I was surprised, having faced the following issue in a simple use of DSolve function.
I try to find solution of a simple boundary problem for diff. equation of 2nd order:

a v''(t) + b v(t) = g(t),v(0)=0, v(1)=1.


Coefficients a, b are constants and the left part g(t) is a sum of exponents and linear functions with respect to t. a <0, b >0, so the problem has a unique solution and can be easily calculated by hand.
In my case a, b, g(t) calculated on a previous stage.

Sapshot of the code and error messages:



The code:
DSolve[{-0.0533997864008543965824134994660021359914560341760000000000009213431`49.52287874528033 v1''[t]+0.1333909976860092559629760311498754004983980064080000000000023688355`49.52287874528033 v1[t]==-0.283018867924528301886792+0.005014252567755304845165779349483873526333219876 E^(-2.81465156744174009869712731637825723649652499385228694169 t)+0.008586511345122480854910534410479478741705706287 E^(-1.732050807568877293527446341505872366942805253810158290235 t)+0.25001517408748706819836422234433174826 E^(-0.80570784117217514973733627569314947705823994352092046887 t)+0.09989713599393614000262596240276808141 E^(0.80570784117217514973733627569314947705823994352092046887 t)-0.028611431245442879573315596710230279738501719103 E^(1.732050807568877293527446341505872366942805253810158290235 t)-0.002487972403539495602226406704527557128725712261`27.907709483032015 E^(2.81465156744174009869712731637825723649652499385228694169`40.50024606432001 t)+0.24029903880384478462086074759700961196`27.907212282747974 t, v1[0] == 0, v1[1] == 1}, {v1[t]}, t]

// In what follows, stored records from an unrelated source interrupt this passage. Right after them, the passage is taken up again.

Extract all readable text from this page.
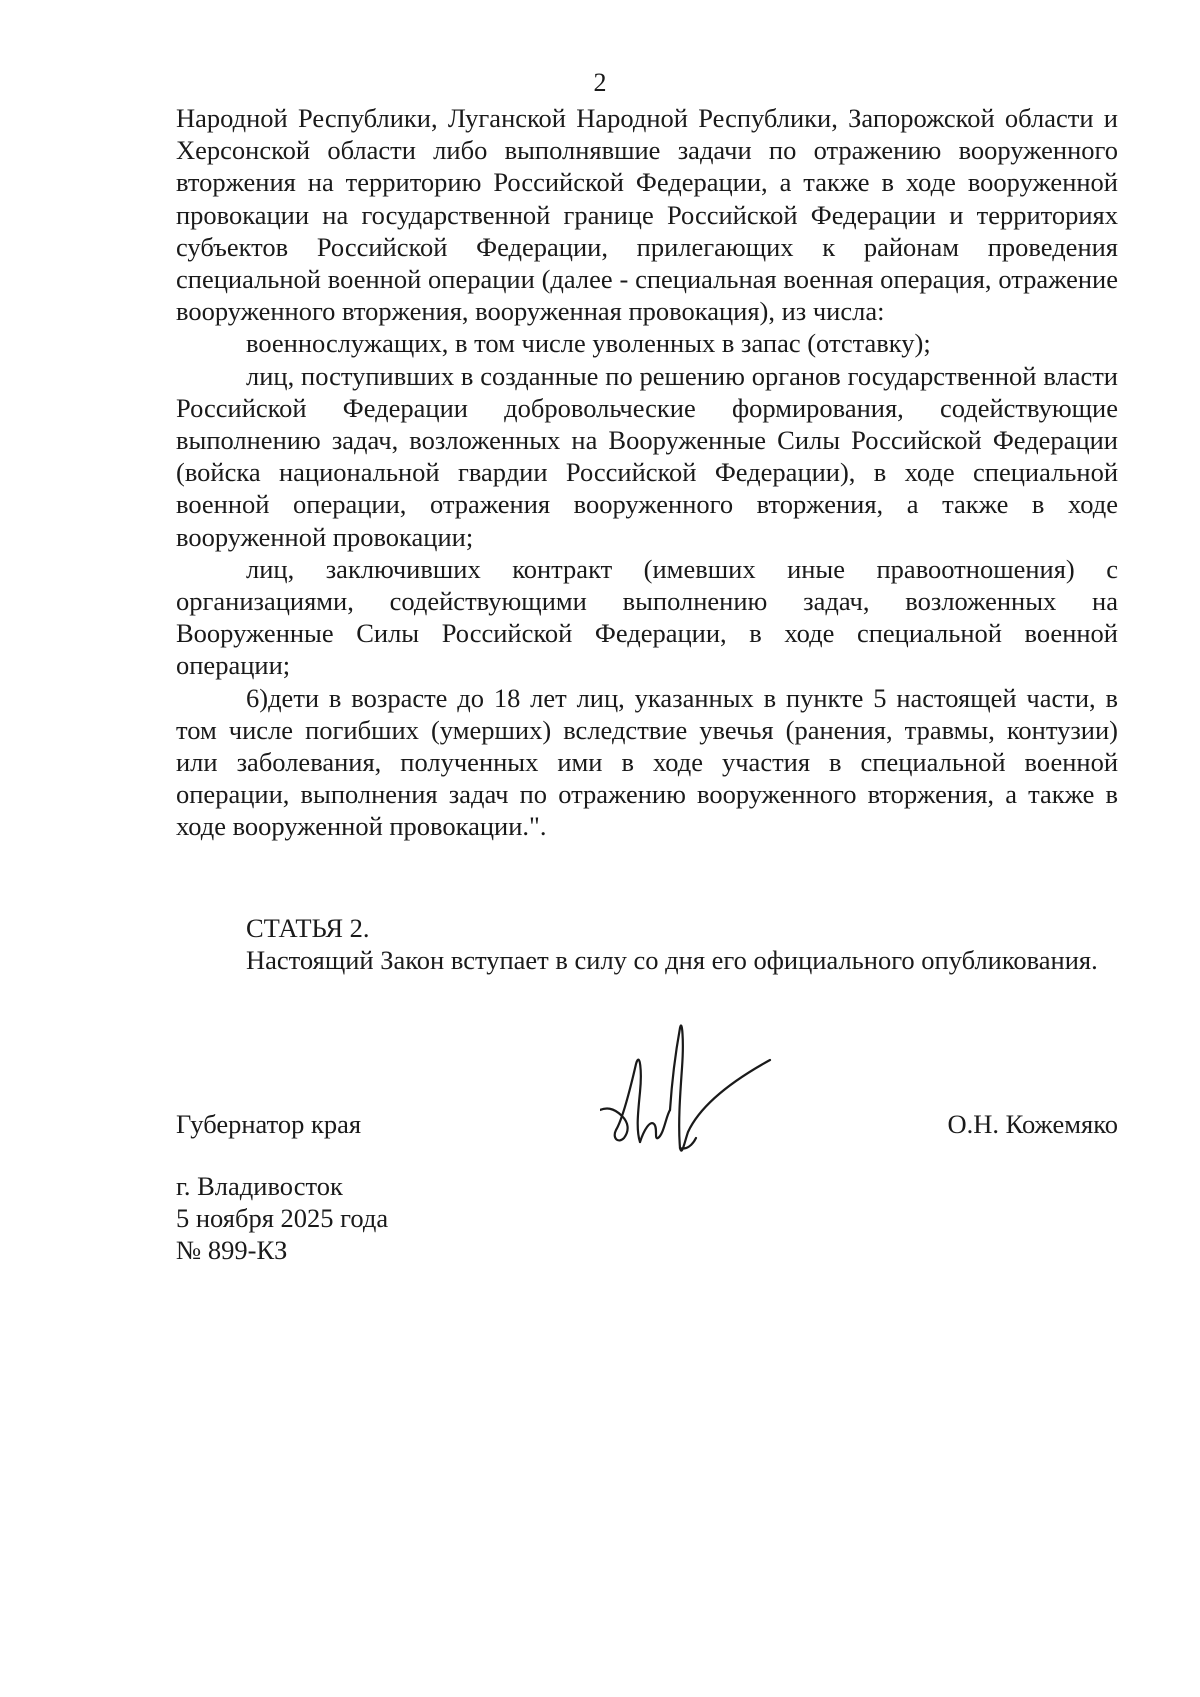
2

Народной Республики, Луганской Народной Республики, Запорожской области и Херсонской области либо выполнявшие задачи по отражению вооруженного вторжения на территорию Российской Федерации, а также в ходе вооруженной провокации на государственной границе Российской Федерации и территориях субъектов Российской Федерации, прилегающих к районам проведения специальной военной операции (далее - специальная военная операция, отражение вооруженного вторжения, вооруженная провокация), из числа:

военнослужащих, в том числе уволенных в запас (отставку);

лиц, поступивших в созданные по решению органов государственной власти Российской Федерации добровольческие формирования, содействующие выполнению задач, возложенных на Вооруженные Силы Российской Федерации (войска национальной гвардии Российской Федерации), в ходе специальной военной операции, отражения вооруженного вторжения, а также в ходе вооруженной провокации;

лиц, заключивших контракт (имевших иные правоотношения) с организациями, содействующими выполнению задач, возложенных на Вооруженные Силы Российской Федерации, в ходе специальной военной операции;

6)дети в возрасте до 18 лет лиц, указанных в пункте 5 настоящей части, в том числе погибших (умерших) вследствие увечья (ранения, травмы, контузии) или заболевания, полученных ими в ходе участия в специальной военной операции, выполнения задач по отражению вооруженного вторжения, а также в ходе вооруженной провокации.".

СТАТЬЯ 2.

Настоящий Закон вступает в силу со дня его официального опубликования.

Губернатор края	О.Н. Кожемяко
г. Владивосток
5 ноября 2025 года
№ 899-КЗ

But Mathematica fails to solve the problem, displaying a number of errors:
 
Det::mindet: Input matrix contains an indeterminate entry. >>
FullSimplify::infd: Expression 0.^(-0. t) simplified to Indeterminate. >>
FullSimplify::infd: Expression 0.^(0. t) simplified to Indeterminate. >>
Det::mindet: Input matrix contains an indeterminate entry. >>

What does it mean?
POSTED BY: Konstantin Nosov
4 Replies
What happens is that an intermediate computation yields a close to zero number with very low precision, and it turns into Indeterminate, not unlike 0^0. For a workaround, try
DSolve[{FullSimplify[eqn], v1[0] == 0, v1[1] == 1}, v1[t], t]


 
POSTED BY: Ilian Gachevski
Using floating point numbers in DSolve is a bit of a risk.  Symbolic functions like DSolve are written for symbolic values, not floating point numbers.  Although these symbolic functions often do just fine with floating point numbers,  they do transformations that are symbolically correct but sometimes numerically unstable.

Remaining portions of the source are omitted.